The author observes that all fiscal and monetary measures fell in place between 2009 and 2010, awkwardly and imperfectly. “The response to the crisis was ready to retreat but finally the regulators worked,” states Mr. Roubini. He adds that capitalism did not fall apart especially to thehard-hit Iceland but unfortunately not for the whole world. This was good news but according to Mr. Roubini the stability was bought at a big price: bailouts, stimulus plans, guarantees and cost of managing crises doubling United States’ debt as well as the share of the nation’s GDP, causing a deficit of an estimated $9 trillion or even more in the coming decade. According to the writer he sees the American soaring deficit to be exacerbated by bailouts and cut in tax which were implemented during the presidency of George Bush, and borrowing of more money from abroad to be unsustainable and dangerous and could lead to a dollar decline and erosion of the American power on an international stage.

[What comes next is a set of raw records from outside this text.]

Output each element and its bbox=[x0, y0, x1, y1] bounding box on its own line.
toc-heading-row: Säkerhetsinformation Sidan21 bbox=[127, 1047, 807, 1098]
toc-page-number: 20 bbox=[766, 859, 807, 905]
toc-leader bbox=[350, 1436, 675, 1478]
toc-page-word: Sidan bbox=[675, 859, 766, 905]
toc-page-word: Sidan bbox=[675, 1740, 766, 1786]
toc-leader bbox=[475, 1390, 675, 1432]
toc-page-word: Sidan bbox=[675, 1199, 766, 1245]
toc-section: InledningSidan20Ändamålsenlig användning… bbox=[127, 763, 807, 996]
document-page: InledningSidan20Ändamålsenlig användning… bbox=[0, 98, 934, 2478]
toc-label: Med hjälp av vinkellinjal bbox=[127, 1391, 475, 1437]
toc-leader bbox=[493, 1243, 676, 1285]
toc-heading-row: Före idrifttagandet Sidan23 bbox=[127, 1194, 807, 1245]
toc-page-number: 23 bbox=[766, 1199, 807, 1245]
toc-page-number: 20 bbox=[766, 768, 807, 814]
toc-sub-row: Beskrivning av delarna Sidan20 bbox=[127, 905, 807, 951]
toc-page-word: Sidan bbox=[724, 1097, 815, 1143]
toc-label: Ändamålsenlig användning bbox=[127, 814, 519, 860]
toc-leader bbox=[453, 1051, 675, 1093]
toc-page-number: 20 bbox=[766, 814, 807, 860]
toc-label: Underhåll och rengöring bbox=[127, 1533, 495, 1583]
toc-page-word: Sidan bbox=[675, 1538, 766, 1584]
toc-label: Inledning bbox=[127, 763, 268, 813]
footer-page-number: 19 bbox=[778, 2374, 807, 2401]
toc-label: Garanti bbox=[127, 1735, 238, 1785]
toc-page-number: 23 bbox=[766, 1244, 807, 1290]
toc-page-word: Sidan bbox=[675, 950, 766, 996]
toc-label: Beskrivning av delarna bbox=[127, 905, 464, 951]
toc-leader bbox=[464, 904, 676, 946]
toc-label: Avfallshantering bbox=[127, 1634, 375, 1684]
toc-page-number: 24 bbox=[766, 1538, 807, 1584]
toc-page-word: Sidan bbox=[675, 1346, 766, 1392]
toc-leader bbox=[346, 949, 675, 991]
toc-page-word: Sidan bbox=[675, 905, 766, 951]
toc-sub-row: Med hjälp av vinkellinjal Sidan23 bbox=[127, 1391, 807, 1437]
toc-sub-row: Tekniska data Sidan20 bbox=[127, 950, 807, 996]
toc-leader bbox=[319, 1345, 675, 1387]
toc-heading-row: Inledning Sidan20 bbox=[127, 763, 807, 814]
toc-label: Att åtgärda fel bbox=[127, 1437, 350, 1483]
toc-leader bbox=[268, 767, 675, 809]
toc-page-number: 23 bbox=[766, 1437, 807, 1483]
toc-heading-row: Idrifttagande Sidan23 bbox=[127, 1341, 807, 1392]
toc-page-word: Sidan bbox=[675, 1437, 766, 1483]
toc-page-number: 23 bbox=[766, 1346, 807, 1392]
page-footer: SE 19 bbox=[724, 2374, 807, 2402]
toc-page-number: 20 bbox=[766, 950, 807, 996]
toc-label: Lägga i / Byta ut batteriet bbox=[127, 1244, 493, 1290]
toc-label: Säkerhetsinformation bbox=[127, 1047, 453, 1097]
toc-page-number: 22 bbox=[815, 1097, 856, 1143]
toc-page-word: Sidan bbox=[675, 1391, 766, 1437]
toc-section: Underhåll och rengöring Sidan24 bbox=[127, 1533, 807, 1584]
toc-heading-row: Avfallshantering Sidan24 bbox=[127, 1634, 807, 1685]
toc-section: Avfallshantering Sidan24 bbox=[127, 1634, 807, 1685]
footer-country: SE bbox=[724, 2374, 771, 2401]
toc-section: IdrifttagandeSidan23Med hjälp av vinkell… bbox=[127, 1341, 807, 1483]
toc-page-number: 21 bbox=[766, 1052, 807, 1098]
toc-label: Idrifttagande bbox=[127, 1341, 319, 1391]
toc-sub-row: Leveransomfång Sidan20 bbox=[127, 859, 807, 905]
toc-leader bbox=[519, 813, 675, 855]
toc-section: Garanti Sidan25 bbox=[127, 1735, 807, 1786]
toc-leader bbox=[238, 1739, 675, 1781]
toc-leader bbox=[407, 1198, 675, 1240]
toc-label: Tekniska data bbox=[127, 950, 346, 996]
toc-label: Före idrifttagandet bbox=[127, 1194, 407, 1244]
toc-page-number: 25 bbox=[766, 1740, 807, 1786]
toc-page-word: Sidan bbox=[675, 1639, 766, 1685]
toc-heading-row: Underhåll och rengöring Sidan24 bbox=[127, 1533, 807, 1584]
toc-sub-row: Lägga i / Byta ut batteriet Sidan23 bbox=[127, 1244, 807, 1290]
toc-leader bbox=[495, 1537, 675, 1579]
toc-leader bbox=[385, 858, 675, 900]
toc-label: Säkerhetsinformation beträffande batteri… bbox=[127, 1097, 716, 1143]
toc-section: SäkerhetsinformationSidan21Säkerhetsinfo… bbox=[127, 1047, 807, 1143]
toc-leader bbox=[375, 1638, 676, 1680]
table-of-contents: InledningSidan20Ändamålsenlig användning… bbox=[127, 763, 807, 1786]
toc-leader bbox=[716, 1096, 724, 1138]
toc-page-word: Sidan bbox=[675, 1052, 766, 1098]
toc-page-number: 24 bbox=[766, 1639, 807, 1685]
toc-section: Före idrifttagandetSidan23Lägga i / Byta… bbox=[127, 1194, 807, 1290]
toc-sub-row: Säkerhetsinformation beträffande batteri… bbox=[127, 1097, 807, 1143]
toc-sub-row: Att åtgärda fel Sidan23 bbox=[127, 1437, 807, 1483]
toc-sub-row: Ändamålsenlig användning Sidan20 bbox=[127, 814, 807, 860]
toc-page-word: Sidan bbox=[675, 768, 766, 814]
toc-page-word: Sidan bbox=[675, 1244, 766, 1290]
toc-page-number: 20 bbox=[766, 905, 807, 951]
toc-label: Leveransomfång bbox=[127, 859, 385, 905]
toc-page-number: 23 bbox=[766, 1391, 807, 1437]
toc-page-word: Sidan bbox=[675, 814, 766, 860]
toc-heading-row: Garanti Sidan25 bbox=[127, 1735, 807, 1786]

The author declares that “too big to fall” firms such as Goldman Sachs and Citigroup should be broken up. He insists that the overlapping regulatory agencies which end up creating inefficiencies and gaps that are exploited by banks, should give way to a more centralized and consolidated systems of oversight. He adds that a “beefed up version” of Glass Steagall Act which separates investment banking and commercial banking to be adopted. The author also argues that the United States should and must put into use of the recent crisis as a chance to make meaningful and deep reforms in the financial systems (Roubini and Mihm 101).
Conclusion
The writer concludes that this century will experience persisting and recurring financial crisis meriting the specialized study of crisis economics. Market fundamentalism resulted to the 2008 world wide crisis but multibillion bond systems consisting of incentive brokers and shadow banks were major players to the crisis. Additionally, the leadership of Greenspan Allan in the United States resulted to an increased speculations through monetary expansion maintain a 1% annual rate for quite long time. However, in earlier times low interest called for credit leverage and irresponsible and unrestricted expansion without any government regulation resulting to laissez-faire. Due to this reason, the author advices that reinvention of regulatory bodies and international financial institutions such as International Monetary Fund. More room should be allocated to G-20s economies in making of decisions within the IMF. He insists on a wholesale reform in order to bring the financial system to a heel. He says that it is clear throughout his book that the crisis experienced was less a role of the subprime mortgages than of the subprime financial institutions. Due to the warped compensation structure and corrupt rating agencies, the worldwide financial system was affected from inside to outside. Given that the crisis was as a result of borrowing and excessive leveraging, it is difficult for any nation to recover without the help of the government.
Work Cited
Roubini, Nouriel and Stephen Mihm. Crisis Economics: A Crash Course in the Future of Finance. New York: The penguin Press, 2010. Print.